The Noah Principle

LAST week the Bush administration took action to protect the northern spotted owl in the Pacific Northwest's old-growth forests - but it did so with a grimace.

In compliance with the Endangered Species Act, the Interior Department issued a "recovery plan" to restrict logging on 5.4 million acres of ancient forest in the Northwest that are the habitat of a species of owl designated "threatened" in 1990.

On the same day, however, the administration proposed an amendment to the law that would permit cutting on 2 million of those acres. Also, a panel of officials authorized by the act voted to override the law on 1,742 acres of old-growth forest in Oregon to preserve loggers' jobs.

Thus on a single day administration actions summed up the deep economic, political, and philosophical divisions in the country caused by the act.

Few Americans oppose in principle policies to protect species of animals and plants from extinction. When it was generally believed that the Endangered Species Act only prohibited the killing of rare animals or the despoiling of limited habitats, the act engendered little controversy.

But environmentalists have expanded the application of the act to restrict development or recreation on large tracts of forests, deserts, and wetlands deemed to be the fragile habitats of at-risk flora or fauna. The resulting conflict with economic interests has been especially intense in the Northwest - where loggers contend that steps to safeguard the northern spotted owls will throw 30,000 loggers out of work.

Whether Northwest logging jobs are themselves endangered owing to environmental restrictions or rather, as environmentalists insist, to automation and economic changes in the industry is debatable. But this bitter dispute between environmentalists and breadwinners may be a harbinger of other fights to come, as more species are added to the endangered list and as bioscientists identify more extensive and complex relationships between at-risk species and far-flung habitats.

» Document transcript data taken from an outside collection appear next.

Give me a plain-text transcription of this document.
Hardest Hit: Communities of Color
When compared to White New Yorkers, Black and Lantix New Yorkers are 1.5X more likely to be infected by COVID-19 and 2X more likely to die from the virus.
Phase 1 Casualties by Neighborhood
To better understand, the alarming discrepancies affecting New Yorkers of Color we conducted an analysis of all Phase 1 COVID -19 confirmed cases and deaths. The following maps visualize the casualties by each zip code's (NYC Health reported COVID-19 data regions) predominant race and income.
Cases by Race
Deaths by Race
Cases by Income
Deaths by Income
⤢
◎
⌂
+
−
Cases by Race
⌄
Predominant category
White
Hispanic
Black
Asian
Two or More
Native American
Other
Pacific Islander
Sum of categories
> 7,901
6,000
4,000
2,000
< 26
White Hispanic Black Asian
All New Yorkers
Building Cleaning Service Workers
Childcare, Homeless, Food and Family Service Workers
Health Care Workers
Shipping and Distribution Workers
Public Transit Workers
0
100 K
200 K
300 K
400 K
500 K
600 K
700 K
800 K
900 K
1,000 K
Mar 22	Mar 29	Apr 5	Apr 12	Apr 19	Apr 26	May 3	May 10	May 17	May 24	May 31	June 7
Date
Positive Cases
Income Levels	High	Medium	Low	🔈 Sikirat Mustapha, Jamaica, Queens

When the Endangered Species Act comes up for renewal later this year, a rough political battle can be expected. Many citizens find themselves straddling the difficult issues. Most of us are, in varying degrees, environmentalists in that we favor a healthy Earth, and most of us feel a moral obligation to be good stewards of the world and its creatures.

At the same time, many are reluctant fully to endorse the "Noah Principle" - the idea that humankind must preserve and rescue every species, regardless of cost. Economic growth is essential not only to providing jobs in the US but also to eliminating poverty around the globe.

Striking a balance between stewardship and development isn't easy. The Bush administration, like its predecessor, often seems tone deaf to environmental concerns. Yet some preservationists seem equally insensitive to working people.

We need a sustainable environmentalism. Protecting species from extinction certainly deserves a high priority. But it's not a cost-free value. Treating it as such may set up snail-darter-type confrontations that ultimately could undercut environmentalism.